Connectivity Essentials: Device Distribution
A device loaner program during coronavirus-related school closures may not necessarily be as large as a school-wide or district-wide 1:1 program, but it often includes many of the same logistical challenges and communications needs. In this section of the toolkit, we address the device distribution process.
The mechanical aspects of distribution are relatively mundane, but in light of the current quarantining, some additional considerations should be made.
Before you distribute devices, you should check you have certain policies and procedures in place
- Rights, Responsibilities, and Privileges
- Content Filtering
- Care and Use Guidelines
- Privacy and Safety Guidelines
- Insurance & Fees
- Fiscal Responsibility
Procedures & Documentation
1 | Getting Technical Support
2 | Reporting Loss/Theft
3 | Asset Management (MDM, device policy, software updates)
4 | Data Privacy, Digital Literacy, and Digital Citizenship Guidance documents for teachers, students, and parents
5 | Getting Started Guide for students and parents
Keeping records is more than just who has which device. You will need to keep records of serial numbers – for the devices as well as their batteries and power adapters – as well as which devices are out for repair, and which students need replacements. Unless you have a tiny district, you will probably want to use a record-keeping system that is accessible to many district staff.
Distributing devices to students doesn’t need to be a major logistical challenge provided you plan out the details and involve enough people to support the effort. Under normal circumstances, having lots of people to support the physical movement of the devices is generally not too hard to organize as students and teachers can be conscripted, devices can often be distributed to homerooms, and teachers can assist with certifying that the right device was issued to the right student.
However, social distancing requirements demand that fewer people are involved in the handling of the devices, and school districts will need to be more mindful of traffic patterns of students or caregivers as they pick up equipment. They have likely developed successful processes to distribute school lunches and should consider using those same processes for devices since they are familiar to both staff and families.

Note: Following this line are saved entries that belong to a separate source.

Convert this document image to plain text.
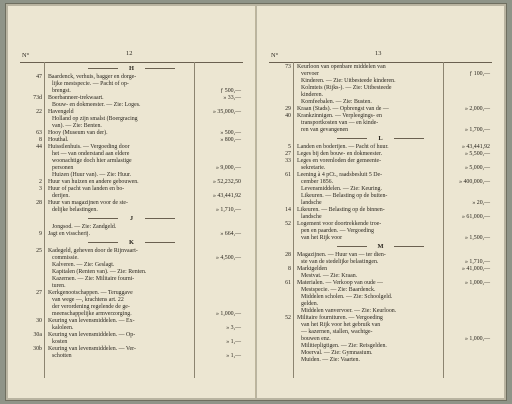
N°	12
H
47 Baardenck, verhuis, bagger en dorge-
lijke mestspecie. — Pacht of op-
brengst.	ƒ 500,—
73d Boerbanneer-trekwaart.	» 33,—
Bouw- en dokmeester. — Zie: Loges.
22 Havengeld	» 35,000,—
Holland op zijn smalst (Boergracing
van). — Zie: Benten.
63 Hooy (Museum van der).	» 500,—
8 Houthal.	» 800,—
44 Huisstlenhuis. — Vergoeding door
het — van onderstand aan eldere
woonachtige doch hier armlastige
personen	» 9,000,—
Huizen (Huur van). — Zie: Huur.
2 Huur van huizen en andere gebouwen.	» 52,232,50
3 Huur of pacht van landen en bo-
derijen.	» 43,441,92
28 Huur van magazijnen voor de ste-
delijke belastingen.	» 1,710,—
J
Jongsod. — Zie: Zandgeld.
9 Jagt en visscherij.	» 664,—
K
25 Kadegeld, geheven door de Rijnvaart-
commissie.	» 4,500,—
Kalveren. — Zie: Geslagt.
Kapitalen (Renten van). — Zie: Renten.
Kazernen. — Zie: Militaire fourni-
turen.
27 Kerkgenootschappen. — Teruggave
van wege —, krachtens art. 22
der verordening regelende de ge-
meenschappelijke armverzorging.	» 1,000,—
30 Keuring van levensmiddelen. — Ex-
kaloleen.	» 3,—
30a Keuring van levensmiddelen. — Op-
kosten	» 1,—
30b Keuring van levensmiddelen. — Ver-
schotten	» 1,—
N°	13
73 Keurloon van openbare middelen van
vervoer	ƒ 100,—
Kinderen. — Zie: Uitbesteede kinderen.
Kolmteis (Rijks-). — Zie: Uitbesteede
kinderen.
Komfeebalen. — Zie: Busten.
29 Kraan (Stads). — Opbrengst van de —	» 2,000,—
40 Krankzinnigen. — Verpleegings- en
transportkosten van — en kinde-
ren van gevangenen	» 1,700,—
L
5 Landen en boderijen. — Pacht of huur.	» 43,441,92
27 Leges bij den bouw- en dokmeester.	» 5,500,—
33 Leges en vorenloden der gemeente-
sekretarie.	» 5,000,—
61 Leening à 4 pCt., raadsbesluit 5 De-
cember 1856.	» 400,000,—
Levensmiddelen. — Zie: Keuring.
Likeuren. — Belasting op de buiten-
landsche	» 20,—
14 Likeuren. — Belasting op de binnen-
landsche	» 61,000,—
52 Logement voor doortrekkende troe-
pen en paarden. — Vergoeding
van het Rijk voor	» 1,500,—
M
28 Magazijnen. — Huur van — ter dien-
ste van de stedelijke belastingen.	» 1,710,—
8 Marktgelden	» 41,000,—
Mestvat. — Zie: Kraan.
61 Materialen. — Verkoop van oude —	» 1,000,—
Mestspecie. — Zie: Baardenck.
Middelen scholen. — Zie: Schoolgeld.
gelden.
Middelen vanvervoer. — Zie: Keurloon.
52 Militaire fournituren. — Vergoeding
van het Rijk voor het gebruik van
— kazernen, stallen, wachtge-
bouwen enz.	» 1,000,—
Militiepligtigen. — Zie: Reisgelden.
Moerval. — Zie: Gymnasium.
Muiden. — Zie: Vaarten.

Food services staff can assist IT staff with both the logistics of a “touchless” exchange as well as efficient movement of car lines, use of busses, or whatever process is already in place for food distribution. Depending on the scale of your distribution, school districts may need to set up multiple days or multiple locations to facilitate the expected number of pickups. School districts may wish to do a dry run to ensure that traffic patterns, process flow, and other details appear to function as expected.

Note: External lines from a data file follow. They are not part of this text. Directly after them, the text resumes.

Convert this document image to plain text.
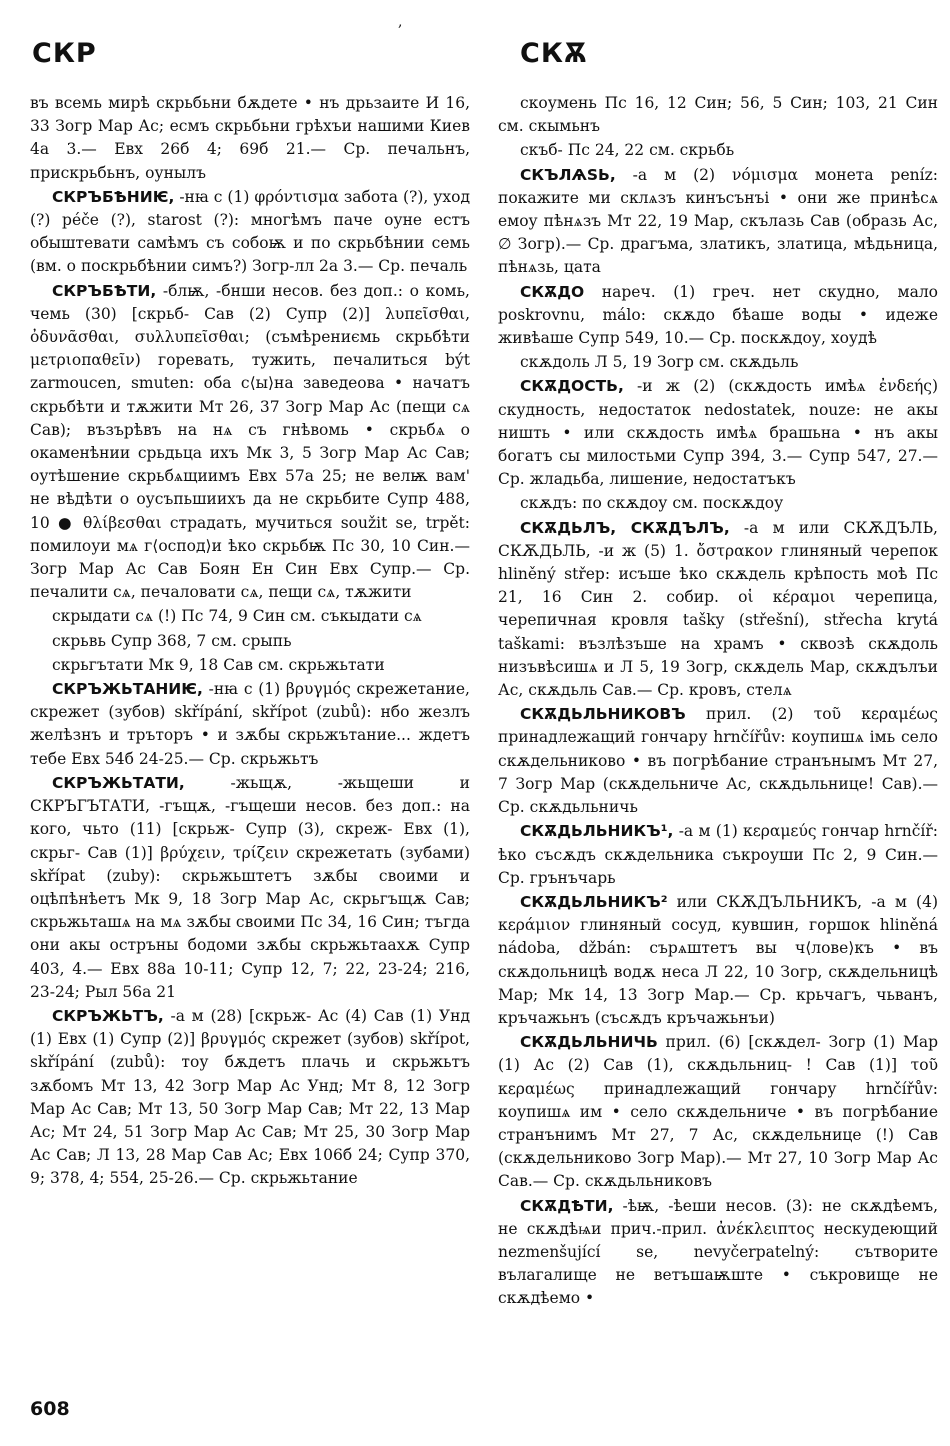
,
СКР	СКѪ
въ всемь мирѣ скрьбьни бѫдете • нъ дрьзаите И 16, 33 Зогр Мар Ас; есмъ скрьбьни грѣхъи нашими Киев 4а 3.— Евх 26б 4; 69б 21.— Ср. печальнъ, прискрьбьнъ, оунылъ
СКРЪБѢНИѤ, -нꙗ с (1) φρόντισμα забота (?), уход (?) péče (?), starost (?): многѣмъ паче оуне естъ обыштевати самѣмъ съ собоѭ и по скрьбѣнии семь (вм. о поскрьбѣнии симъ?) Зогр-лл 2а 3.— Ср. печаль
СКРЪБѢТИ, -блѭ, -бнши несов. без доп.: о комь, чемь (30) [скрьб- Сав (2) Супр (2)] λυπεῖσθαι, ὀδυνᾶσθαι, συλλυπεῖσθαι; (съмѣрениємь скрьбѣти μετριοπαθεῖν) горевать, тужить, печалиться být zarmoucen, smuten: оба с⟨ы⟩на заведеова • начатъ скрьбѣти и тѫжити Мт 26, 37 Зогр Мар Ас (пещи сѧ Сав); възърѣвъ на нѧ съ гнѣвомь • скрьбѧ о окаменѣнии срьдьца ихъ Мк 3, 5 Зогр Мар Ас Сав; оутѣшение скрьбѧщиимъ Евх 57а 25; не велѭ вам' не вѣдѣти о оусъпьшиихъ да не скрьбите Супр 488, 10 ● θλίβεσθαι страдать, мучиться soužit se, trpět: помилоуи мѧ г⟨оспод⟩и ѣко скрьбѭ Пс 30, 10 Син.— Зогр Мар Ас Сав Боян Ен Син Евх Супр.— Ср. печалити сѧ, печаловати сѧ, пещи сѧ, тѫжити
скрыдати сѧ (!) Пс 74, 9 Син см. съкыдати сѧ
скрьвь Супр 368, 7 см. срыпь
скрьгътати Мк 9, 18 Сав см. скрьжьтати
СКРЪЖЬТАНИѤ, -нꙗ с (1) βρυγμός скрежетание, скрежет (зубов) skřípání, skřípot (zubů): нбо жезлъ желѣзнъ и тръторъ • и зѫбы скрьжътание... ждетъ тебе Евх 54б 24-25.— Ср. скрьжьтъ
СКРЪЖЬТАТИ,	-жьщѫ, -жьщеши и СКРЪГЪТАТИ, -гъщѫ, -гъщеши несов. без доп.: на кого, чьто (11) [скрьж- Супр (3), скреж- Евх (1), скрьг- Сав (1)] βρύχειν, τρίζειν скрежетать (зубами) skřípat (zuby): скрьжьштетъ зѫбы своими и оцѣпѣнѣетъ Мк 9, 18 Зогр Мар Ас, скрьгъщѫ Сав; скрьжьташѧ на мѧ зѫбы своими Пс 34, 16 Син; тъгда они акы остръны бодоми зѫбы скрьжьтаахѫ Супр 403, 4.— Евх 88а 10-11; Супр 12, 7; 22, 23-24; 216, 23-24; Рыл 56а 21
СКРЪЖЬТЪ, -а м (28) [скрьж- Ас (4) Сав (1) Унд (1) Евх (1) Супр (2)] βρυγμός скрежет (зубов) skřípot, skřípání (zubů): тоу бѫдетъ плачь и скрьжьтъ зѫбомъ Мт 13, 42 Зогр Мар Ас Унд; Мт 8, 12 Зогр Мар Ас Сав; Мт 13, 50 Зогр Мар Сав; Мт 22, 13 Мар Ас; Мт 24, 51 Зогр Мар Ас Сав; Мт 25, 30 Зогр Мар Ас Сав; Л 13, 28 Мар Сав Ас; Евх 106б 24; Супр 370, 9; 378, 4; 554, 25-26.— Ср. скрьжьтание
скоумень Пс 16, 12 Син; 56, 5 Син; 103, 21 Син см. скымьнъ
скъб- Пс 24, 22 см. скрьбь
СКЪЛѦЅЬ, -а м (2) νόμισμα монета peníz: покажите ми склѧзъ кинъсънъі • они же принѣсѧ емоу пѣнѧзъ Мт 22, 19 Мар, скълазь Сав (образь Ас, ∅ Зогр).— Ср. драгъма, златикъ, златица, мѣдьница, пѣнѧзь, цата
СКѪДО нареч. (1) греч. нет скудно, мало poskrovnu, málo: скѫдо бѣаше воды • идеже живѣаше Супр 549, 10.— Ср. поскѫдоу, хоудѣ
скѫдоль Л 5, 19 Зогр см. скѫдьль
СКѪДОСТЬ, -и ж (2) (скѫдость имѣѧ ἐνδεής) скудность, недостаток nedostatek, nouze: не акы ништь • или скѫдость имѣѧ брашьна • нъ акы богатъ сы милостьми Супр 394, 3.— Супр 547, 27.— Ср. жладьба, лишение, недостатъкъ
скѫдъ: по скѫдоу см. поскѫдоу
СКѪДЬЛЪ, СКѪДЪЛЪ, -а м или СКѪДЪЛЬ, СКѪДЬЛЬ, -и ж (5) 1. ὄστρακον глиняный черепок hliněný střep: исъше ѣко скѫдель крѣпость моѣ Пс 21, 16 Син 2. собир. οἱ κέραμοι черепица, черепичная кровля tašky (střešní), střecha krytá taškami: възлѣзъше на храмъ • сквозѣ скѫдоль низъвѣсишѧ и Л 5, 19 Зогр, скѫдель Мар, скѫдълъи Ас, скѫдьль Сав.— Ср. кровъ, стелѧ
СКѪДЬЛЬНИКОВЪ прил. (2) τοῦ κεραμέως принадлежащий гончару hrnčířův: коупишѧ імь село скѫдельниково • въ погрѣбание странънымъ Мт 27, 7 Зогр Мар (скѫдельниче Ас, скѫдьльнице! Сав).— Ср. скѫдьльничь
СКѪДЬЛЬНИКЪ¹, -а м (1) κεραμεύς гончар hrnčíř: ѣко съсѫдъ скѫдельника съкроуши Пс 2, 9 Син.— Ср. грънъчарь
СКѪДЬЛЬНИКЪ² или СКѪДЪЛЬНИКЪ, -а м (4) κεράμιον глиняный сосуд, кувшин, горшок hliněná nádoba, džbán: сърѧштетъ вы ч⟨лове⟩къ • въ скѫдольницѣ водѫ неса Л 22, 10 Зогр, скѫдельницѣ Мар; Мк 14, 13 Зогр Мар.— Ср. крьчагъ, чьванъ, кръчажьнъ (съсѫдъ кръчажьнъи)
СКѪДЬЛЬНИЧЬ прил. (6) [скѫдел- Зогр (1) Мар (1) Ас (2) Сав (1), скѫдьльниц- ! Сав (1)] τοῦ κεραμέως принадлежащий гончару hrnčířův: коупишѧ им • село скѫдельниче • въ погрѣбание странънимъ Мт 27, 7 Ас, скѫдельнице (!) Сав (скѫдельниково Зогр Мар).— Мт 27, 10 Зогр Мар Ас Сав.— Ср. скѫдьльниковъ
СКѪДѢТИ, -ѣѭ, -ѣеши несов. (3): не скѫдѣемъ, не скѫдѣѩи прич.-прил. ἀνέκλειπτος нескудеющий nezmenšující se, nevyčerpatelný: сътворите вълагалище не ветъшаѭште • съкровище не скѫдѣемо •
608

Since specific devices need to be distributed to specific students, school districts can plan to pre-assign devices and communicate to families specific time frames for pick up. For example, times might be based on ranges of the alphabet (i.e., students whose last names begin A through D from 9-10 AM, E-H from 10-11 AM, etc.) or some other way that does not easily identify students in public notices to protect their privacy. Alternatively, if assignments are made on the fly, school districts will need to ensure that they develop a fast and straightforward way to record which device, power adapter, and any other equipment are assigned to which student.
COLLECT PARENT/GUARDIAN SIGN OFF
Establish the “chain of custody” for each device by having each student’s parent or guardian sign an acknowledgment of receipt of their student’s device and the policies governing its care, use, and return.

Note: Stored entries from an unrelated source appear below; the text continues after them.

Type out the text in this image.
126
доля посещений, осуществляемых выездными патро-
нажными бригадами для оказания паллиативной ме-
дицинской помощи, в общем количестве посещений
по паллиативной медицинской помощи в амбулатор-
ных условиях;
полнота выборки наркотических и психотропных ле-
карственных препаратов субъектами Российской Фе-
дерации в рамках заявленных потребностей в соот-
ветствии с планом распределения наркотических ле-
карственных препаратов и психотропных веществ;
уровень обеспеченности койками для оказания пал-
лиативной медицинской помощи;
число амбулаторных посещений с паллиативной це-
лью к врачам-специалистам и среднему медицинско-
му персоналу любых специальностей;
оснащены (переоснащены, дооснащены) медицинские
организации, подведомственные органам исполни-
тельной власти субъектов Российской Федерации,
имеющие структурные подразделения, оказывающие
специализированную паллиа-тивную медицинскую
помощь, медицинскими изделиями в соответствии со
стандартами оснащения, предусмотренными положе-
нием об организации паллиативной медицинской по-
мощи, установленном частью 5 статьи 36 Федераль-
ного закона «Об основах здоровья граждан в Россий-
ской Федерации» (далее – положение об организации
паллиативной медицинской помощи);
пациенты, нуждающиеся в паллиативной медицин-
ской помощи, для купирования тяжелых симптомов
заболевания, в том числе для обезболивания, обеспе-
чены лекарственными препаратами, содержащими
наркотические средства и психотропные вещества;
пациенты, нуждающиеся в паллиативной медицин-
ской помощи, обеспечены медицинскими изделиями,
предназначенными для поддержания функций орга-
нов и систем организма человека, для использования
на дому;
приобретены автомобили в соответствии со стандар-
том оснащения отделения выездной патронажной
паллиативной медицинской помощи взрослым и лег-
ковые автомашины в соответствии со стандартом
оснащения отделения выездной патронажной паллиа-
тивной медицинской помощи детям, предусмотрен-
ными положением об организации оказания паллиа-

Record this custody “exchange” in your digital asset management system so staff can see who maintains responsibility for the device at any given time. If your district does not have a digital asset management system, consider working with library staff as systems designed for library collections can effectively “check out” the device to the student, and later mark it as “returned.”
Communications related to device loaner programs to support emergency remote teaching begin as early as surveys and phone calls that may be used to determine need and eligibility for a loaner device. As with those efforts, school districts should ensure that care is taken to recognize that many of the students and families in the greatest need may not be easily reached via digital means. Postal mail, phone calls, and coordinating with other local support organizations like homeless shelters, food banks, first responders, and churches may be of assistance. Further, by coordinating with these organizations, school districts can also facilitate communications and even delivery of service from these organizations via the device once it is in place.
Guides for getting started and information about data privacy, digital literacy, and digital citizenship are all necessary. School districts should recognize that caregivers may be required to assist with connectivity or data exchange (i.e., electronically submitting work for young students to teachers). School districts can take advantage of the device pick up to also include printed one-pagers with the device. Written documentation, video, and audio recordings may also be included and preloaded onto devices so that they are accessible even before an Internet connection is established at home.
Ultimately, all information related to a district’s response to the quarantine should be housed on the district’s website in an easy to find, centralized location. If announcements from the superintendent are only on her announcement’s blog, while device information is linked from the IT department site, families may not be able to find the information. A single hub linked from the main homepage of every school website and the main district website that is visible and labeled will facilitate communications.
1 | Identify your records management system for tracking device assignments and the chain of custody for your devices.
2 | Coordinate with the appropriate divisions to develop the device distribution process that recognizes proper safety precautions and schedule your pickup date(s), and your dry run.
3 | Develop your communications plan and notify your families of the device distribution. Include a method to contact the district if alternate arrangements are needed.